Good Country People
[In the following review, Benedict identifies the strengths and weaknesses of Feather Crowns.]
In Feather Crowns, Bobbie Ann Mason once again proves her mastery over the world of specific physical detail. Her previous fiction, both stories and novels, has made frequent unabashed use of brand-name commodities to limn symbolically the narrow dimensions of her characters' lives. Her fascination with mercantile additions to the language—Doritos, Coca-Cola, Pampers, Kleenex—often takes on an incantatory quality, as though the gaudy organization of the supermarket shelf has subsumed the role of religious liturgy, or of poetry.
This latest novel, set for the most part on a tobacco farm in western Kentucky in 1900, invokes a litany of the brand names of that era, but to substantially different effect. Scott's Carbolated Salve, Vegetine Blood purifier, Turkish Pile Ointment, Dr. Koenig's Hamburg Breast Tea: These are not nostrums on which the Wheelers, provincial farmers, depend. Rather, the products in the town's stores and on advertising cards stand as signs to them, harbingers of a commercial world gathering strength beyond the boundaries of their communal, hardscrabble lives.
When that immoderate world invades the Wheelers' land, as it inevitably must, the life of the farm is irretrievably changed. For the worse? “Don't ever think we lived in the good old days,” Christianna Wheeler, the novel's protagonist, warns her grandchild in the book's closing pages. “It was good in some ways, but it was a misery in the heart so much of the time for so many.” All times are an impenetrable mix of good and ill, and woe betide anyone foolish enough to try to sort them out one from the other. The book's very title presents the reader with a paradoxical image: feather crowns, nestlike structures of woven plumage that sometimes form in down pillows, can be taken to symbolize either the impending death of the pillow's owner, or the certainty of his accession into Heaven.

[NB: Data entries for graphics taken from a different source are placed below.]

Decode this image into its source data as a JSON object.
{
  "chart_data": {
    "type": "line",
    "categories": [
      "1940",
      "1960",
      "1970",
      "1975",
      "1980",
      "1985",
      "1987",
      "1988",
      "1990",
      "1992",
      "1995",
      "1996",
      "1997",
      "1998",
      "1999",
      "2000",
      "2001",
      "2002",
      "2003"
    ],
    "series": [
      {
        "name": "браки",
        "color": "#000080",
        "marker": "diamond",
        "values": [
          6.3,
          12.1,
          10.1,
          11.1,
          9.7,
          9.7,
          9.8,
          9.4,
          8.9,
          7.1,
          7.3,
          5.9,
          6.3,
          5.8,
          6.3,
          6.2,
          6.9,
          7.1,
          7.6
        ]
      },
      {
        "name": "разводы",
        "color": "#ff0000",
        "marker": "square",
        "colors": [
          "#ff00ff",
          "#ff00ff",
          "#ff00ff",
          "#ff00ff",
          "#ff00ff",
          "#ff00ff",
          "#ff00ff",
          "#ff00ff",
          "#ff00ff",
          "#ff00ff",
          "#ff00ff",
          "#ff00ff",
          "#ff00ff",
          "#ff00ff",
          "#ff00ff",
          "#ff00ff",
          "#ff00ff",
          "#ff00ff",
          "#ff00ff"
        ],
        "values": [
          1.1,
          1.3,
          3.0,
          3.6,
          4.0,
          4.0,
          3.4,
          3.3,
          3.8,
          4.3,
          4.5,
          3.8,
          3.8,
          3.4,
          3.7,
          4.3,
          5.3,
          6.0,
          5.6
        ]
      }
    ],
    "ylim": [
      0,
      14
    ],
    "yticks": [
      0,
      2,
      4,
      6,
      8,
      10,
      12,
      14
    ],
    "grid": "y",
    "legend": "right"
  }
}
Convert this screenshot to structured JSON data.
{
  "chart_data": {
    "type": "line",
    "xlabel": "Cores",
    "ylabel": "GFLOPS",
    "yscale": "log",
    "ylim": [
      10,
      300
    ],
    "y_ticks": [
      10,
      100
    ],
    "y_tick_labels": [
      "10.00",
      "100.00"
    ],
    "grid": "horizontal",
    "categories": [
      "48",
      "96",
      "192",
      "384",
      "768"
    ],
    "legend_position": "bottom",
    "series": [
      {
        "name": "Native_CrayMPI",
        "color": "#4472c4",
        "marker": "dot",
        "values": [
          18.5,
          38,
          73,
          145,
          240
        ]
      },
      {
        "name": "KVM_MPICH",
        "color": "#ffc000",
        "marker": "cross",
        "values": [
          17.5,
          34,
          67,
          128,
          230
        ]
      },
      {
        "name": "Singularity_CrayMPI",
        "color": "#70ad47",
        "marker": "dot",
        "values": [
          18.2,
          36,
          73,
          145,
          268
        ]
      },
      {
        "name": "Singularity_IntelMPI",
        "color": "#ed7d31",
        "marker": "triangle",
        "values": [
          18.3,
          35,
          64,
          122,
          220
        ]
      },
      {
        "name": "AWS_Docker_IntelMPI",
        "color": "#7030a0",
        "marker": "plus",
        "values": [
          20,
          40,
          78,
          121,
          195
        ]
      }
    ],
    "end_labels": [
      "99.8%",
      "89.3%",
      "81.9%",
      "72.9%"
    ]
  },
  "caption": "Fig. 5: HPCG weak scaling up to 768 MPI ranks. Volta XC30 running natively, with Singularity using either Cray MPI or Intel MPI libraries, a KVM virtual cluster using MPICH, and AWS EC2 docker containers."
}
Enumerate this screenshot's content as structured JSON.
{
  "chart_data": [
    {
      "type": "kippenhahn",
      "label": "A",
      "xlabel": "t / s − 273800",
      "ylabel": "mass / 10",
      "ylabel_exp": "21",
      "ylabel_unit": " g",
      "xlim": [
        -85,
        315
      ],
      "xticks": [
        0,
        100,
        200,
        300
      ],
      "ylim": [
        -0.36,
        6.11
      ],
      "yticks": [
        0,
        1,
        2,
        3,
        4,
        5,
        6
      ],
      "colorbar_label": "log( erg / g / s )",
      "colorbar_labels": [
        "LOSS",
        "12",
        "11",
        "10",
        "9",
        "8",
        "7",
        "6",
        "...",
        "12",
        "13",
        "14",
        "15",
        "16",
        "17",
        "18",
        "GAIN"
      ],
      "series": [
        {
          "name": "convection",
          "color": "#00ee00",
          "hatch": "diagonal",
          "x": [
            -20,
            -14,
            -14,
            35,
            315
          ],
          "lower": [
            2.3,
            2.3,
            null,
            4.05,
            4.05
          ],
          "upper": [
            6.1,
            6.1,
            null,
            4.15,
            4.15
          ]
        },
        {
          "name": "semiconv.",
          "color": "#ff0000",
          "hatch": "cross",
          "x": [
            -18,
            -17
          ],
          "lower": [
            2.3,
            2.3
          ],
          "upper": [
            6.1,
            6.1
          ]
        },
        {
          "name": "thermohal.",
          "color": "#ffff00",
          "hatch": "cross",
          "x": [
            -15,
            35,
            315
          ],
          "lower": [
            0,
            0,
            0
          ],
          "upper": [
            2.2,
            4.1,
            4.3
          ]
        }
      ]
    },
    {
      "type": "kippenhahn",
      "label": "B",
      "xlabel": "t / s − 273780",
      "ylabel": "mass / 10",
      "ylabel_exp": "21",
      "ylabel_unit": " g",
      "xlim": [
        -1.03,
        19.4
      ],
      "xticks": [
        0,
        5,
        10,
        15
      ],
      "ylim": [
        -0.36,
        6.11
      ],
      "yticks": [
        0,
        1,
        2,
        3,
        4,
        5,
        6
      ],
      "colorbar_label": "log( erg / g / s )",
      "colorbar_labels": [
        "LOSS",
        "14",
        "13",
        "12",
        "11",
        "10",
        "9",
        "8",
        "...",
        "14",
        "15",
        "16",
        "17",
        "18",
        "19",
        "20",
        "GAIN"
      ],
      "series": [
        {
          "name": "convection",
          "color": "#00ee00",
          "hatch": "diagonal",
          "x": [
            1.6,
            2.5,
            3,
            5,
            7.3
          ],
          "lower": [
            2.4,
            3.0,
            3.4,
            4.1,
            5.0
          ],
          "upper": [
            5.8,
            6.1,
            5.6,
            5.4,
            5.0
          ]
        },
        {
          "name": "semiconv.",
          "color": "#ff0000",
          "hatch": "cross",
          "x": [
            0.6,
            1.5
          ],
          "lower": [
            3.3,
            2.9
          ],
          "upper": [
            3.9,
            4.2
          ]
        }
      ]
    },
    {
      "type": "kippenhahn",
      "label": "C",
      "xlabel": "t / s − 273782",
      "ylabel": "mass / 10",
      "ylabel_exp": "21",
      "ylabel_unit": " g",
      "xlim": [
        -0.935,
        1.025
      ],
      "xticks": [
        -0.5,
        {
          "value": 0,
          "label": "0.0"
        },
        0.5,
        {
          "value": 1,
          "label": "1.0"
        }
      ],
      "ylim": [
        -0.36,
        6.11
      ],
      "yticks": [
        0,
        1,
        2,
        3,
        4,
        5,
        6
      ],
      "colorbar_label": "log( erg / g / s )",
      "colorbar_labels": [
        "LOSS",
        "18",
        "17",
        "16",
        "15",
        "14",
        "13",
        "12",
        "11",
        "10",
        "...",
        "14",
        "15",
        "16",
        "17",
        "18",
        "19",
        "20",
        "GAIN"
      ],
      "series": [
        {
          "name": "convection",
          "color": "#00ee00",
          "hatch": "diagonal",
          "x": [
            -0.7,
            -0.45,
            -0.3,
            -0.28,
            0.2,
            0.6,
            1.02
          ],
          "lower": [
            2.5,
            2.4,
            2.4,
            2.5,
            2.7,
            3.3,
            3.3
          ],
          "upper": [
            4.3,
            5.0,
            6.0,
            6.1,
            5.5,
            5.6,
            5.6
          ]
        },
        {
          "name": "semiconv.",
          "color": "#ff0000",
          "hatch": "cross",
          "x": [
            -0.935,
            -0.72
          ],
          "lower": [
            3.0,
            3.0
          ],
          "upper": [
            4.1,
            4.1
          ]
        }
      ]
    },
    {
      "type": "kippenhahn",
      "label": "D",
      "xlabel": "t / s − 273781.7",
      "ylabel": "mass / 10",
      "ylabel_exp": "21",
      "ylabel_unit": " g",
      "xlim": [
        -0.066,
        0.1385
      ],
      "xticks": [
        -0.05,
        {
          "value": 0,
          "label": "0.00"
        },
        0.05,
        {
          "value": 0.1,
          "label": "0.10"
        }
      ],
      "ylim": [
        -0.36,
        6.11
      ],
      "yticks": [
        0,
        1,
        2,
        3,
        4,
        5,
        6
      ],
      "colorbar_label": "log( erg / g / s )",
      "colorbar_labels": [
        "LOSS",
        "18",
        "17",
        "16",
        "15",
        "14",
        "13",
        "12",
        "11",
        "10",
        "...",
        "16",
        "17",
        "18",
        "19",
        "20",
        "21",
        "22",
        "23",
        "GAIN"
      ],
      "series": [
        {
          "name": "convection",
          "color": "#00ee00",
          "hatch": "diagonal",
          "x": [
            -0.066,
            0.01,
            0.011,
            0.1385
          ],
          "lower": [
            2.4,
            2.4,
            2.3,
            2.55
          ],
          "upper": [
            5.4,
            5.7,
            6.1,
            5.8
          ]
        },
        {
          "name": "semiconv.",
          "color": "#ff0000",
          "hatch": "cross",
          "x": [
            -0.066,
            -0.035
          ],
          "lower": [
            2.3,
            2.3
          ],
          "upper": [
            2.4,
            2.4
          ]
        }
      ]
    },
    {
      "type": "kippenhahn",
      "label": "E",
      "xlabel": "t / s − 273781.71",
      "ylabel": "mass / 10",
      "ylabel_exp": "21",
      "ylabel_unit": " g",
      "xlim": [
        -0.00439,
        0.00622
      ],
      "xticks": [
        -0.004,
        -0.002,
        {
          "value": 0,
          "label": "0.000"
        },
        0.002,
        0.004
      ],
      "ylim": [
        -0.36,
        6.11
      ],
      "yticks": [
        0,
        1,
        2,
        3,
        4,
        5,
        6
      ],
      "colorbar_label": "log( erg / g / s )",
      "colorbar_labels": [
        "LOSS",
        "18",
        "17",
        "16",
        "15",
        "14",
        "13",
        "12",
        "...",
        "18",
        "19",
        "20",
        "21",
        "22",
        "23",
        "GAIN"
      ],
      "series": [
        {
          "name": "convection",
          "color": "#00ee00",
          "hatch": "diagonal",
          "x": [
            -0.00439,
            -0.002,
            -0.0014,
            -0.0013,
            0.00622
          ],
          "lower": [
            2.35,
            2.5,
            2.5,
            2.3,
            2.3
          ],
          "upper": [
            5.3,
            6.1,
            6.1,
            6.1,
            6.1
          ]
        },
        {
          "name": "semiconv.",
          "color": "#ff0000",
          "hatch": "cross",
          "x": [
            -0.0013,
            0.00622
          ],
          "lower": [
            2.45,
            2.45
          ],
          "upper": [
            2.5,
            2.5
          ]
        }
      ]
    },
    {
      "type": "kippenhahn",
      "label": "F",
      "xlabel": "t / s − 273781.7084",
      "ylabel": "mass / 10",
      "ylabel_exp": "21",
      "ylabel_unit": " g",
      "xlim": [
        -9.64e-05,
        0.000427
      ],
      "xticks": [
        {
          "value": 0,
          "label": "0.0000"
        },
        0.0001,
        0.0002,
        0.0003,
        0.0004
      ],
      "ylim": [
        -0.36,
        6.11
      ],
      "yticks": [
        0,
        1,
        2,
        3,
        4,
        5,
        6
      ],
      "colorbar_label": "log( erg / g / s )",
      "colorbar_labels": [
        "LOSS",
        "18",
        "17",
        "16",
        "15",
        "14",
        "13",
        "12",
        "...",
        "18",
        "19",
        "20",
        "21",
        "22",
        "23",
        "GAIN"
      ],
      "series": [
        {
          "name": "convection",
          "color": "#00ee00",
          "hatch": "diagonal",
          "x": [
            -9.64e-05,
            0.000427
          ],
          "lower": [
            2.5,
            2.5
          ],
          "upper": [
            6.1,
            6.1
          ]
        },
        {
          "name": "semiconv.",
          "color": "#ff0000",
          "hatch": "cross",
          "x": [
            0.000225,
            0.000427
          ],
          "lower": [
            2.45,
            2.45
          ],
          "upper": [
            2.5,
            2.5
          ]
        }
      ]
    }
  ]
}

The novel opens with a long series of chapters describing the supremely uncomfortable pregnancy of Christianna Wheeler and her subsequent delivery of quintuplets, the first known to have been carried to full term in North America. Mason draws the particulars of life on the farm with impressive, almost uncanny, authority. She knows the Wheelers with the intimacy of a family member, from the fern design of their butter molds to the fact that James Wheeler whistles while plowing to keep his mule team entertained. It is a transcendant act of imagining the past. Strangely, Feather Crowns is at its weakest in these introductory sections, as though the accurate details have overpowered the other considerations of the novel, most noticeably plot. The book doesn't really begin to move until a hundred or more pages in.
Once it gets rolling, the novel's narrative unfolds along pleasing and unconventional lines. Christianna's quints bring her instant fame. Notoriety draws with it crowds of persistent gawkers, who pester the family night and day, threatening the security of their relationships while promising ever-elusive prosperity. Confrontations with these pilgrims from the nearby town of Hopewell, and later from large cities, provide opportunity for the expression of one of the book's strongest and most cogent conflicts: that between the urban and the rural. Christianna chafes under the patronizing attentions of her doctor and a woman to whom she owes money, both from town. It irks her that a St. Louis newspaper describes James and herself as “a simple country woman and her yeoman farmer husband.” Christianna is in truth far from simple. She is smart and inquisitive and, as far as the tenor of the times will admit, sexually adventurous, though even she fears that her enthusiasm for intercourse has shown up in her outlandish fecundity.
The book careens from absurdity to tragedy and back again, through adventures too numerous and too astonishing to diminish by brief description, without ever losing sight of the frailty and appealing humanity of its characters. No one, least of all the highly likeable Christianna, is spared the discerning and critical narrator's eye. Though she follows the dictates of her own relentless conscience, her judgment is far from flawless, and she takes an active part in the horrors that plague her once she has left the sheltering, suffocating borders of the Wheeler homeplace.
The book's final chapter serves as an epilogue. In 1963, on her ninetieth birthday, Christianna describes the independence and even happiness that she has found despite the catastrophes of her early days; or rather through them. Her life has become no easier, but ease is not the point, no matter what modernity tells us. She musters the grit to refuse the organizers of a Hopewell gala planned in her honor, saying that she is “just an old country woman and wouldn't know how to act in town,” not with her former humility or embarrassment, but with a gratifying and wholly unfashionable pride.